Market reaction and price movement
Shares of AdaptHealth declined about 14% on the trading day following the release of the fourth-quarter report and updated guidance. The stock closed at $9.06, down from the prior session’s close of $10.29. According to InvestingPro Tips cited by the reporting, the shares suffered notable losses over the prior week and are characterized as trading in oversold territory.
Drivers of the pullback
RBC attributed the drop to a combination of a weaker-than-expected fourth-quarter earnings print and what the market perceived as a steeper ramp to the company’s 2026 guidance. The guidance incorporates AdaptHealth’s newly announced capitated arrangement, and RBC noted that recent investments to implement that arrangement are weighing on the company’s early-year outlook.
Company actions and analyst view
RBC said management is taking appropriate early measures intended to de-risk the implementation of the capitated arrangement. Despite the short-term drag, the firm kept its Outperform rating and the $13 price objective.
Valuation perspective
Analysis from InvestingPro noted that, based on a Fair Value assessment, AHCO appears undervalued at current levels. The commentary pointed investors to broader Pro Research resources for additional analysis covering AHCO and other U.S. equities.
Fourth-quarter financials
AdaptHealth’s fourth-quarter 2025 results showed a large discrepancy versus analyst expectations for earnings per share. The company reported EPS of -$0.76, versus an expected $0.36, a variance described as a -311.11% surprise. On the top line, the company reported revenue of $846.3 million, exceeding the forecasted $832.5 million by 1.66%.

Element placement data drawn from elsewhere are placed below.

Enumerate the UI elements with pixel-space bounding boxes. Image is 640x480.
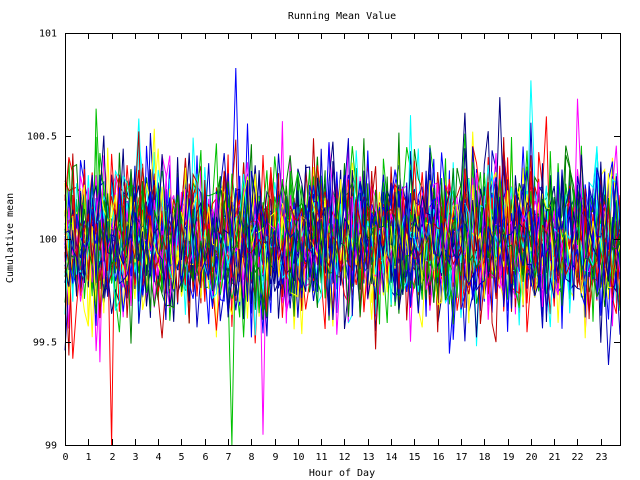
x-tick-label-12: 12 xyxy=(338,452,350,463)
x-tick-label-0: 0 xyxy=(62,452,68,463)
x-tick-label-7: 7 xyxy=(225,452,231,463)
x-tick-label-20: 20 xyxy=(525,452,537,463)
chart-container: Running Mean Value Hour of Day Cumulativ… xyxy=(0,0,640,480)
series-lines xyxy=(64,67,621,446)
x-tick-label-19: 19 xyxy=(502,452,514,463)
x-tick-label-8: 8 xyxy=(248,452,254,463)
y-tick-label-2: 100 xyxy=(39,235,57,246)
x-tick-label-13: 13 xyxy=(362,452,374,463)
x-tick-label-22: 22 xyxy=(571,452,583,463)
y-axis-label: Cumulative mean xyxy=(5,193,16,283)
x-tick-label-5: 5 xyxy=(178,452,184,463)
x-tick-label-18: 18 xyxy=(478,452,490,463)
x-axis-label: Hour of Day xyxy=(309,468,375,479)
x-tick-label-15: 15 xyxy=(408,452,420,463)
x-tick-label-17: 17 xyxy=(455,452,467,463)
x-tick-label-6: 6 xyxy=(202,452,208,463)
x-tick-label-11: 11 xyxy=(315,452,327,463)
y-tick-label-4: 101 xyxy=(39,29,57,40)
running-mean-chart: Running Mean Value Hour of Day Cumulativ… xyxy=(5,11,621,479)
x-tick-label-14: 14 xyxy=(385,452,397,463)
x-tick-label-10: 10 xyxy=(292,452,304,463)
x-tick-label-9: 9 xyxy=(272,452,278,463)
x-tick-label-21: 21 xyxy=(548,452,560,463)
y-tick-label-0: 99 xyxy=(45,441,57,452)
x-tick-label-23: 23 xyxy=(595,452,607,463)
x-tick-label-16: 16 xyxy=(432,452,444,463)
chart-title: Running Mean Value xyxy=(288,11,396,22)
y-tick-label-3: 100.5 xyxy=(27,132,57,143)
x-tick-label-3: 3 xyxy=(132,452,138,463)
x-tick-label-1: 1 xyxy=(85,452,91,463)
y-tick-label-1: 99.5 xyxy=(33,338,57,349)
x-tick-label-2: 2 xyxy=(109,452,115,463)
x-tick-label-4: 4 xyxy=(155,452,161,463)
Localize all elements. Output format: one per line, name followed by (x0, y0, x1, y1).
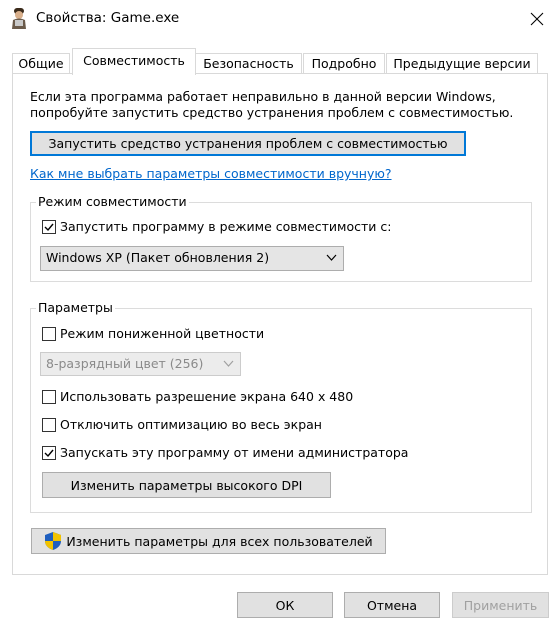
reduced-color-checkbox[interactable] (42, 327, 56, 341)
compat-mode-checkbox-label: Запустить программу в режиме совместимос… (60, 219, 392, 234)
chevron-down-icon (326, 254, 337, 261)
disable-fullscreen-opt-checkbox[interactable] (42, 418, 56, 432)
run-as-admin-label: Запускать эту программу от имени админис… (60, 445, 409, 460)
change-all-users-label: Изменить параметры для всех пользователе… (66, 533, 373, 549)
chevron-down-icon (223, 360, 234, 367)
window-title: Свойства: Game.exe (36, 10, 180, 26)
tab-compatibility[interactable]: Совместимость (72, 48, 196, 75)
resolution-640-checkbox[interactable] (42, 390, 56, 404)
apply-button[interactable]: Применить (452, 592, 549, 618)
color-depth-select[interactable]: 8-разрядный цвет (256) (40, 352, 241, 376)
apply-label: Применить (463, 597, 538, 613)
color-depth-value: 8-разрядный цвет (256) (46, 356, 204, 371)
intro-line-1: Если эта программа работает неправильно … (30, 89, 496, 104)
compat-mode-checkbox[interactable] (42, 220, 56, 234)
intro-text: Если эта программа работает неправильно … (30, 89, 540, 121)
resolution-640-label: Использовать разрешение экрана 640 x 480 (60, 389, 354, 404)
run-troubleshooter-label: Запустить средство устранения проблем с … (48, 136, 448, 151)
tab-previous-versions[interactable]: Предыдущие версии (386, 53, 538, 73)
reduced-color-label: Режим пониженной цветности (60, 326, 265, 341)
change-dpi-button[interactable]: Изменить параметры высокого DPI (42, 472, 331, 498)
run-as-admin-checkbox[interactable] (42, 446, 56, 460)
uac-shield-icon (45, 532, 62, 550)
manual-settings-link[interactable]: Как мне выбрать параметры совместимости … (30, 166, 392, 181)
change-dpi-label: Изменить параметры высокого DPI (70, 477, 303, 493)
cancel-label: Отмена (366, 597, 418, 613)
checkmark-icon (44, 223, 54, 232)
settings-group-label: Параметры (36, 300, 115, 315)
intro-line-2: попробуйте запустить средство устранения… (30, 105, 514, 120)
close-icon (530, 12, 544, 26)
checkmark-icon (44, 449, 54, 458)
change-all-users-button[interactable]: Изменить параметры для всех пользователе… (31, 528, 386, 554)
disable-fullscreen-opt-label: Отключить оптимизацию во весь экран (60, 417, 322, 432)
os-version-value: Windows XP (Пакет обновления 2) (46, 250, 270, 265)
os-version-select[interactable]: Windows XP (Пакет обновления 2) (40, 246, 344, 271)
tab-security[interactable]: Безопасность (195, 53, 302, 73)
app-icon (9, 7, 29, 29)
cancel-button[interactable]: Отмена (344, 592, 440, 618)
tab-strip: Общие Совместимость Безопасность Подробн… (12, 48, 548, 75)
run-troubleshooter-button[interactable]: Запустить средство устранения проблем с … (30, 131, 466, 156)
title-bar: Свойства: Game.exe (0, 0, 560, 38)
close-button[interactable] (514, 0, 560, 38)
compat-mode-group-label: Режим совместимости (36, 194, 189, 209)
tab-general[interactable]: Общие (12, 53, 70, 73)
ok-button[interactable]: ОК (237, 592, 333, 618)
tab-details[interactable]: Подробно (303, 53, 385, 73)
ok-label: ОК (275, 597, 295, 613)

The contrast between the EPS shortfall and the modest revenue beat produced a mixed financial picture, with revenue beating expectations while profitability fell short of consensus forecasts. There were no new merger or acquisition announcements accompanying the earnings release; instead, investors and analysts focused on the reported results and the company’s near-term strategic initiatives.
Outlook for analysts and investors
Market participants will likely weigh the firmness of management’s execution of the capitated arrangement and the pace at which implementation costs abate against the company’s revenue performance. Analyst reactions to the earnings and guidance may shape subsequent evaluations of AdaptHealth’s financial trajectory.